BOP neydi, ne olacak?

Üzerine BOP kadar komplo teorisi yazılmış, uygulanamadığı halde her olayda fail olarak gösterilen bir proje yoktur. Buna rağmen kısaca BOP’un ne olduğunu ifade etmeye çalışayım.

ABD, Ortadoğu’da açtığı savaşlar ve İsrail’e verdiği destek nedeniyle bölge tarafından haklı olarak “en büyük düşman” ilan edildi ve demokrasi vurgusunda bulunan bu ülke, bölgede milyonlarca insanın hayatını kaybetmesine neden olunca, o dönem aktif olmak istediği Ortadoğu’da rahat hareket edemez hale geldi. Ve yerle yeksan olmuş imajını düzeltmek, işlediği suçları unutturmak istedi. Bu nedenle de kendisinin etkin olamadığı bölgede iyi ilişkiler içinde olduğu Türkiye’yi bir partner olarak seçmek istedi. Ancak bölgenin genel durumu ve ortaya çıkan “Arap Baharı” süreciyle bu proje uygulanamadı. Zaten bölgede Türkiye’nin çıkarları ile ABD’nin çıkarlarının tamamıyla örtüşmediği de kısa süre içinde ortaya çıktı. Velhasıl kelam, BOP uygulanmadan rafa kalktı.

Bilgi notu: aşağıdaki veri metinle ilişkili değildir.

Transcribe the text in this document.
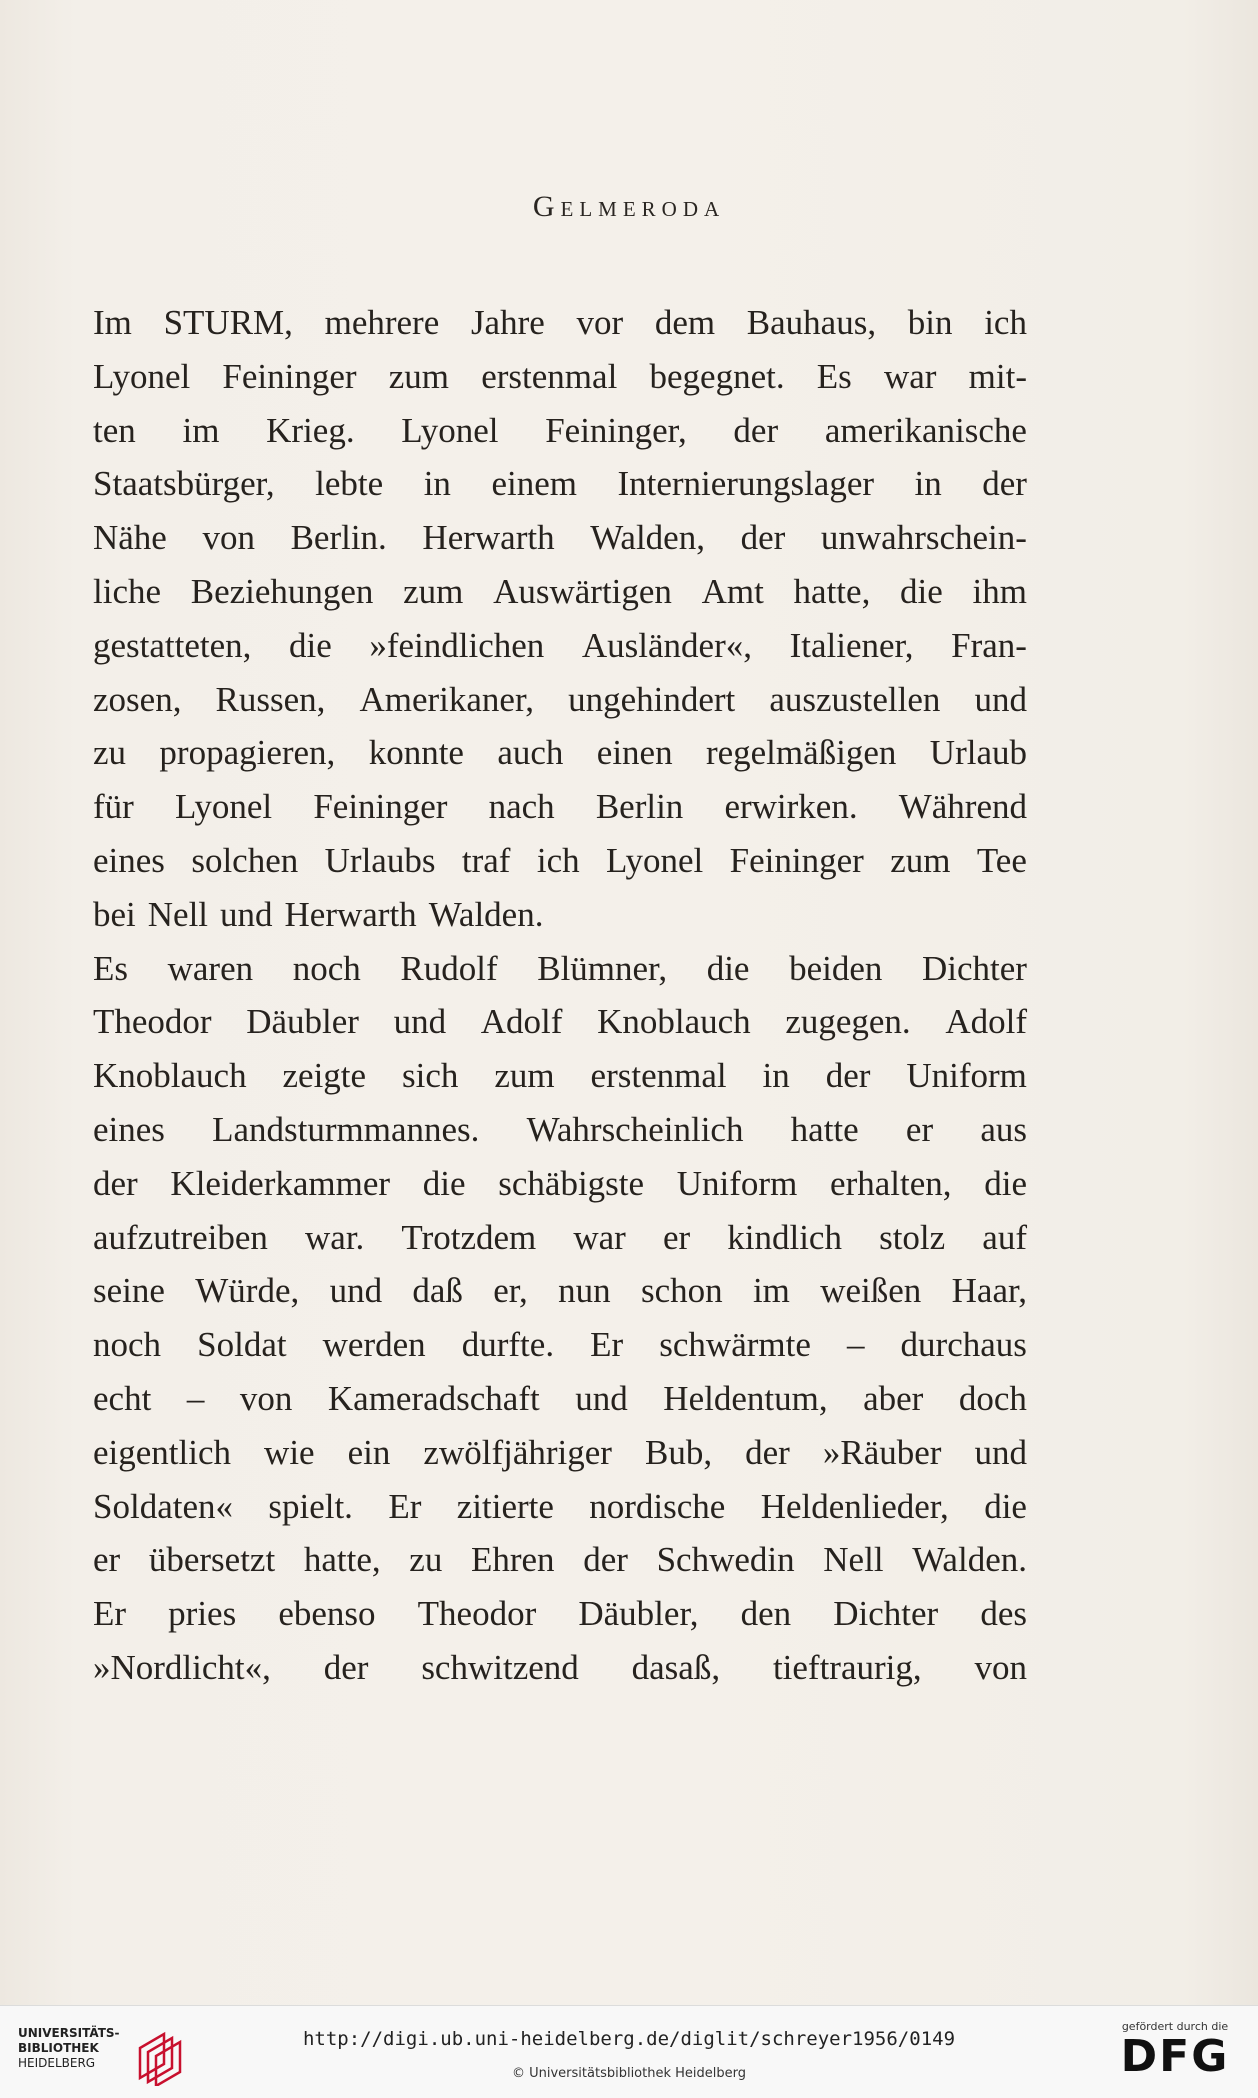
Gelmeroda
Im STURM, mehrere Jahre vor dem Bauhaus, bin ich
Lyonel Feininger zum erstenmal begegnet. Es war mit-
ten im Krieg. Lyonel Feininger, der amerikanische
Staatsbürger, lebte in einem Internierungslager in der
Nähe von Berlin. Herwarth Walden, der unwahrschein-
liche Beziehungen zum Auswärtigen Amt hatte, die ihm
gestatteten, die »feindlichen Ausländer«, Italiener, Fran-
zosen, Russen, Amerikaner, ungehindert auszustellen und
zu propagieren, konnte auch einen regelmäßigen Urlaub
für Lyonel Feininger nach Berlin erwirken. Während
eines solchen Urlaubs traf ich Lyonel Feininger zum Tee
bei Nell und Herwarth Walden.
Es waren noch Rudolf Blümner, die beiden Dichter
Theodor Däubler und Adolf Knoblauch zugegen. Adolf
Knoblauch zeigte sich zum erstenmal in der Uniform
eines Landsturmmannes. Wahrscheinlich hatte er aus
der Kleiderkammer die schäbigste Uniform erhalten, die
aufzutreiben war. Trotzdem war er kindlich stolz auf
seine Würde, und daß er, nun schon im weißen Haar,
noch Soldat werden durfte. Er schwärmte – durchaus
echt – von Kameradschaft und Heldentum, aber doch
eigentlich wie ein zwölfjähriger Bub, der »Räuber und
Soldaten« spielt. Er zitierte nordische Heldenlieder, die
er übersetzt hatte, zu Ehren der Schwedin Nell Walden.
Er pries ebenso Theodor Däubler, den Dichter des
»Nordlicht«, der schwitzend dasaß, tieftraurig, von
UNIVERSITÄTS-
BIBLIOTHEK
HEIDELBERG
http://digi.ub.uni-heidelberg.de/diglit/schreyer1956/0149
© Universitätsbibliothek Heidelberg
gefördert durch die
DFG
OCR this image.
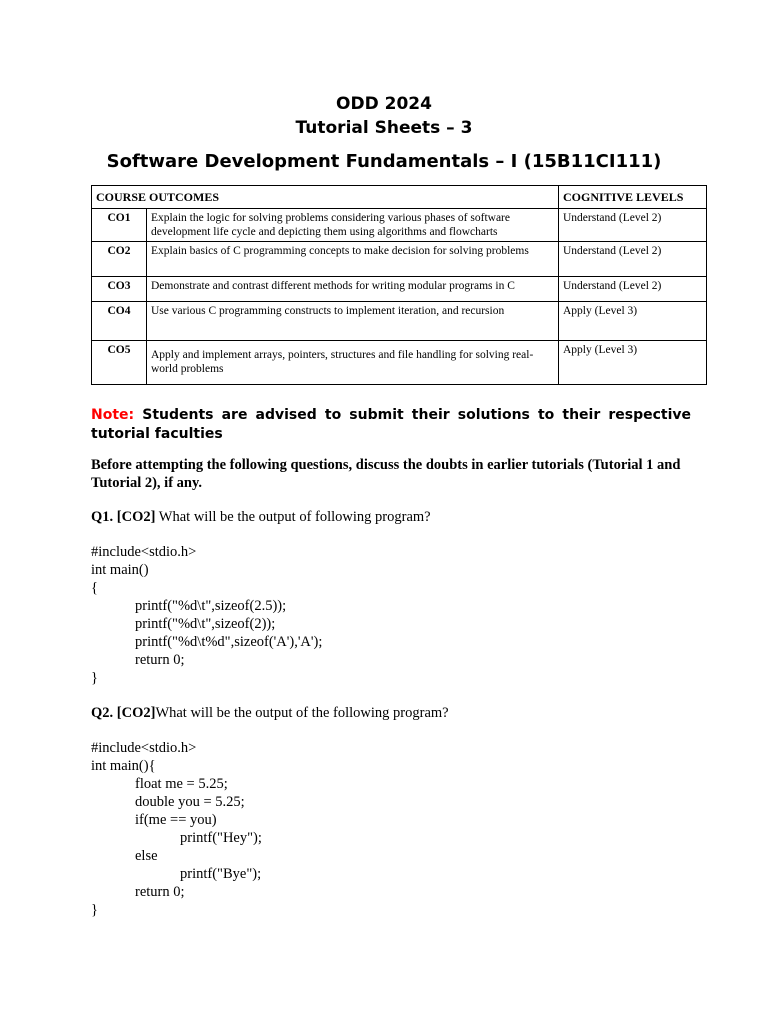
ODD 2024
Tutorial Sheets – 3
Software Development Fundamentals – I (15B11CI111)
COURSE OUTCOMES		COGNITIVE LEVELS
CO1	Explain the logic for solving problems considering various phases of software development life cycle and depicting them using algorithms and flowcharts	Understand (Level 2)
CO2	Explain basics of C programming concepts to make decision for solving problems	Understand (Level 2)
CO3	Demonstrate and contrast different methods for writing modular programs in C	Understand (Level 2)
CO4	Use various C programming constructs to implement iteration, and recursion	Apply (Level 3)
CO5	Apply and implement arrays, pointers, structures and file handling for solving real-world problems	Apply (Level 3)
Note: Students are advised to submit their solutions to their respective tutorial faculties
Before attempting the following questions, discuss the doubts in earlier tutorials (Tutorial 1 and Tutorial 2), if any.
Q1. [CO2] What will be the output of following program?
#include<stdio.h>
int main()
{
printf("%d\t",sizeof(2.5));
printf("%d\t",sizeof(2));
printf("%d\t%d",sizeof('A'),'A');
return 0;
}
Q2. [CO2]What will be the output of the following program?
#include<stdio.h>
int main(){
float me = 5.25;
double you = 5.25;
if(me == you)
printf("Hey");
else
printf("Bye");
return 0;
}
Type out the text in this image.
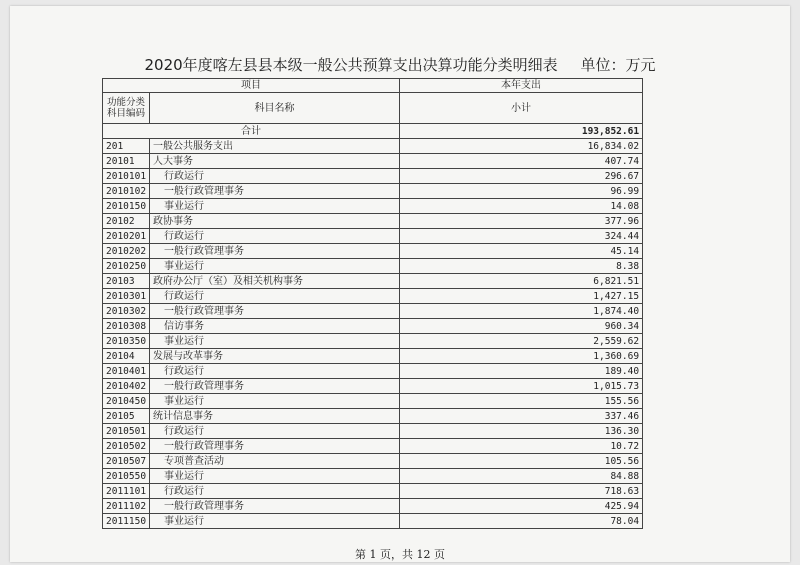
2020年度喀左县县本级一般公共预算支出决算功能分类明细表 单位：万元
项目		本年支出
功能分类科目编码	科目名称	小计
合计		193,852.61
201	一般公共服务支出	16,834.02
20101	人大事务	407.74
2010101	行政运行	296.67
2010102	一般行政管理事务	96.99
2010150	事业运行	14.08
20102	政协事务	377.96
2010201	行政运行	324.44
2010202	一般行政管理事务	45.14
2010250	事业运行	8.38
20103	政府办公厅（室）及相关机构事务	6,821.51
2010301	行政运行	1,427.15
2010302	一般行政管理事务	1,874.40
2010308	信访事务	960.34
2010350	事业运行	2,559.62
20104	发展与改革事务	1,360.69
2010401	行政运行	189.40
2010402	一般行政管理事务	1,015.73
2010450	事业运行	155.56
20105	统计信息事务	337.46
2010501	行政运行	136.30
2010502	一般行政管理事务	10.72
2010507	专项普查活动	105.56
2010550	事业运行	84.88
2011101	行政运行	718.63
2011102	一般行政管理事务	425.94
2011150	事业运行	78.04
第 1 页，共 12 页
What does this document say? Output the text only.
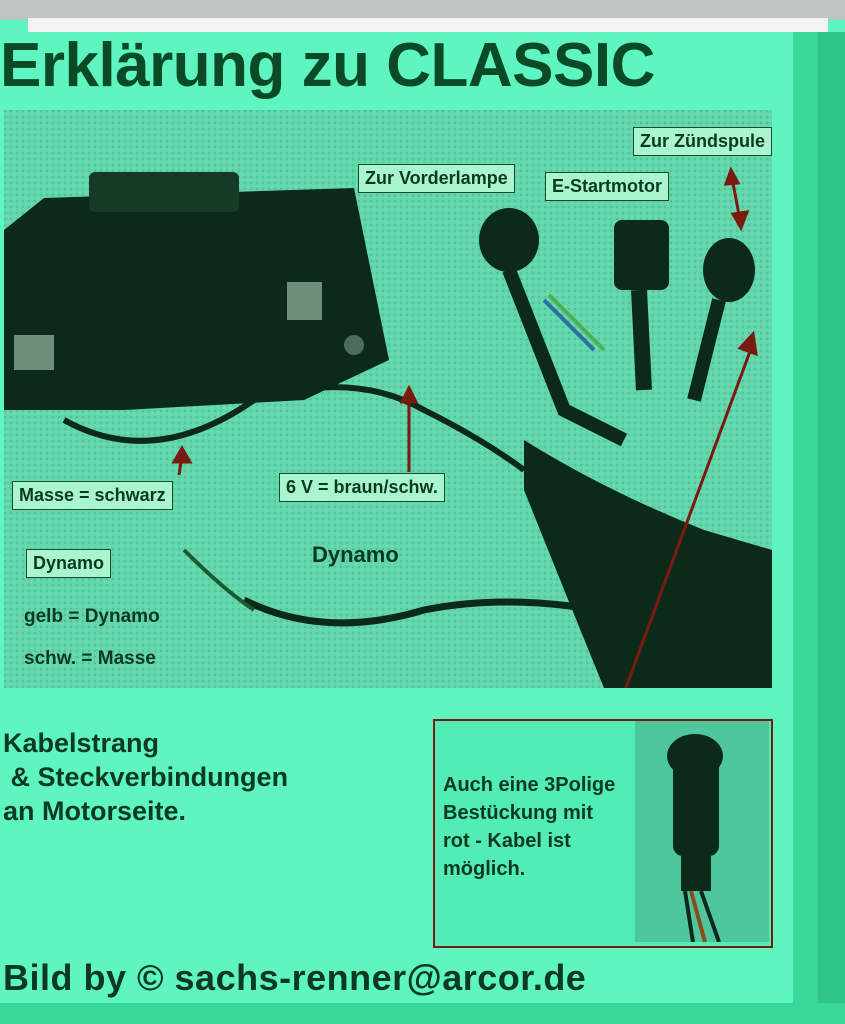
Erklärung zu CLASSIC
Zur Vorderlampe	E-Startmotor
Zur Zündspule
Masse = schwarz	6 V = braun/schw.
Dynamo	Dynamo
gelb = Dynamo
schw. = Masse
Kabelstrang
& Steckverbindungen
an Motorseite.
Auch eine 3Polige
Bestückung mit
rot - Kabel ist
möglich.
Bild by © sachs-renner@arcor.de
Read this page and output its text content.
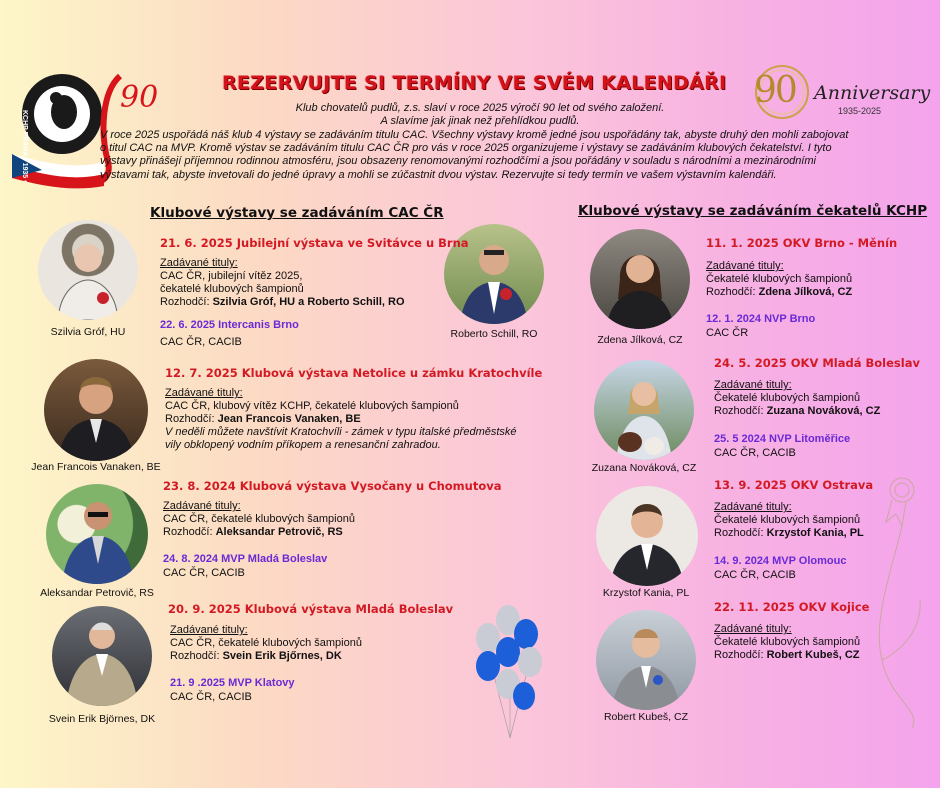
90
KCHP PRAHA • 1935 •
REZERVUJTE SI TERMÍNY VE SVÉM KALENDÁŘI 90 Anniversary
1935-2025
Klub chovatelů pudlů, z.s. slaví v roce 2025 výročí 90 let od svého založení.
A slavíme jak jinak než přehlídkou pudlů.
V roce 2025 uspořádá náš klub 4 výstavy se zadáváním titulu CAC. Všechny výstavy kromě jedné jsou uspořádány tak, abyste druhý den mohli zabojovat
o titul CAC na MVP. Kromě výstav se zadáváním titulu CAC ČR pro vás v roce 2025 organizujeme i výstavy se zadáváním klubových čekatelství. I tyto
výstavy přinášejí příjemnou rodinnou atmosféru, jsou obsazeny renomovanými rozhodčími a jsou pořádány v souladu s národními a mezinárodními
výstavami tak, abyste invetovali do jedné úpravy a mohli se zúčastnit dvou výstav. Rezervujte si tedy termín ve vašem výstavním kalendáři.
Klubové výstavy se zadáváním CAC ČR	Klubové výstavy se zadáváním čekatelů KCHP
Szilvia Gróf, HU	Roberto Schill, RO
Jean Francois Vanaken, BE
Aleksandar Petrovič, RS
Svein Erik Björnes, DK
21. 6. 2025 Jubilejní výstava ve Svitávce u Brna
Zadávané tituly:
CAC ČR, jubilejní vítěz 2025,
čekatelé klubových šampionů
Rozhodčí: Szilvia Gróf, HU a Roberto Schill, RO
22. 6. 2025 Intercanis Brno
CAC ČR, CACIB
12. 7. 2025 Klubová výstava Netolice u zámku Kratochvíle
Zadávané tituly:
CAC ČR, klubový vítěz KCHP, čekatelé klubových šampionů
Rozhodčí: Jean Francois Vanaken, BE
V neděli můžete navštívit Kratochvíli - zámek v typu italské předměstské
vily obklopený vodním příkopem a renesanční zahradou.
23. 8. 2024 Klubová výstava Vysočany u Chomutova
Zadávané tituly:
CAC ČR, čekatelé klubových šampionů
Rozhodčí: Aleksandar Petrovič, RS
24. 8. 2024 MVP Mladá Boleslav
CAC ČR, CACIB
20. 9. 2025 Klubová výstava Mladá Boleslav
Zadávané tituly:
CAC ČR, čekatelé klubových šampionů
Rozhodčí: Svein Erik Bjőrnes, DK
21. 9 .2025 MVP Klatovy
CAC ČR, CACIB
Zdena Jílková, CZ
Zuzana Nováková, CZ
Krzystof Kania, PL
Robert Kubeš, CZ
11. 1. 2025 OKV Brno - Měnín
Zadávané tituly:
Čekatelé klubových šampionů
Rozhodčí: Zdena Jílková, CZ
12. 1. 2024 NVP Brno
CAC ČR
24. 5. 2025 OKV Mladá Boleslav
Zadávané tituly:
Čekatelé klubových šampionů
Rozhodčí: Zuzana Nováková, CZ
25. 5 2024 NVP Litoměřice
CAC ČR, CACIB
13. 9. 2025 OKV Ostrava
Zadávané tituly:
Čekatelé klubových šampionů
Rozhodčí: Krzystof Kania, PL
14. 9. 2024 MVP Olomouc
CAC ČR, CACIB
22. 11. 2025 OKV Kojice
Zadávané tituly:
Čekatelé klubových šampionů
Rozhodčí: Robert Kubeš, CZ
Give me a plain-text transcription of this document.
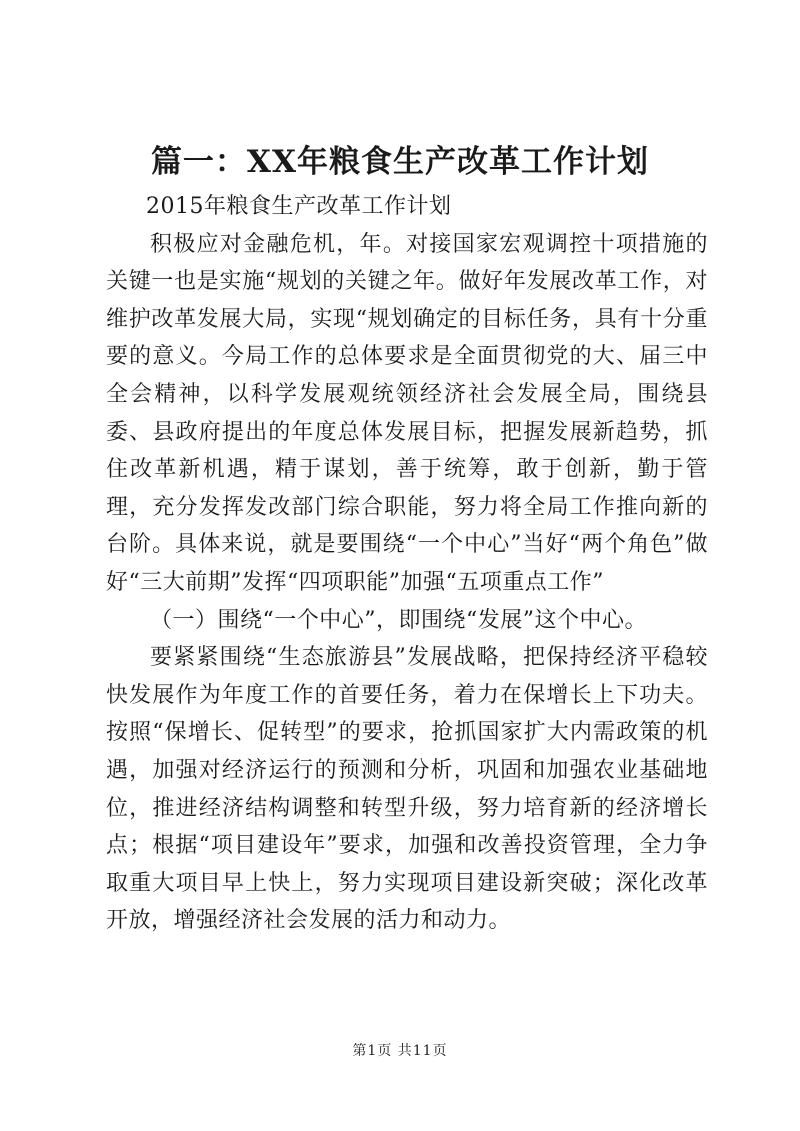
篇一：XX年粮食生产改革工作计划

2015年粮食生产改革工作计划

积极应对金融危机，年。对接国家宏观调控十项措施的关键一也是实施“规划的关键之年。做好年发展改革工作，对维护改革发展大局，实现“规划确定的目标任务，具有十分重要的意义。今局工作的总体要求是全面贯彻党的大、届三中全会精神，以科学发展观统领经济社会发展全局，围绕县委、县政府提出的年度总体发展目标，把握发展新趋势，抓住改革新机遇，精于谋划，善于统筹，敢于创新，勤于管理，充分发挥发改部门综合职能，努力将全局工作推向新的台阶。具体来说，就是要围绕“一个中心”当好“两个角色”做好“三大前期”发挥“四项职能”加强“五项重点工作”

（一）围绕“一个中心”，即围绕“发展”这个中心。

要紧紧围绕“生态旅游县”发展战略，把保持经济平稳较快发展作为年度工作的首要任务，着力在保增长上下功夫。按照“保增长、促转型”的要求，抢抓国家扩大内需政策的机遇，加强对经济运行的预测和分析，巩固和加强农业基础地位，推进经济结构调整和转型升级，努力培育新的经济增长点；根据“项目建设年”要求，加强和改善投资管理，全力争取重大项目早上快上，努力实现项目建设新突破；深化改革开放，增强经济社会发展的活力和动力。

第1页 共11页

Uzunca bir süredir ABD’nin Ortadoğu’dan çekilmesi konuşuluyor. Doğrudur ABD, Ortadoğu’da eskisi kadar aktif değil zaten eskisi gibi güçlü de değil ama bu, bölge ile alakası tamamen bitti anlamına gelmiyor. Ve İsrail’i saymazsak, ABD’nin bölgede en fazla yatırım yaptığı yapılar PYD ve PKK gibi yapılar. Kürtlerin devlet kurması, Kürtlerin hakları, dahası demokrasi, insan hakları, ulusların kendi kaderlerini kendilerinin belirlemesi gerektiği prensibinin ABD’nin umurunda olmadığını anlayacak kadar ABD tecrübesi yaşadık. Nihayetinde durum böyle olunca, ABD’nin BOP 2 gibi bir projesi olup olmadığı kadar bu projenin PKK ve unsurları eliyle yürütülme ihtimali üzerine daha fazla kafa yormak gerekiyor.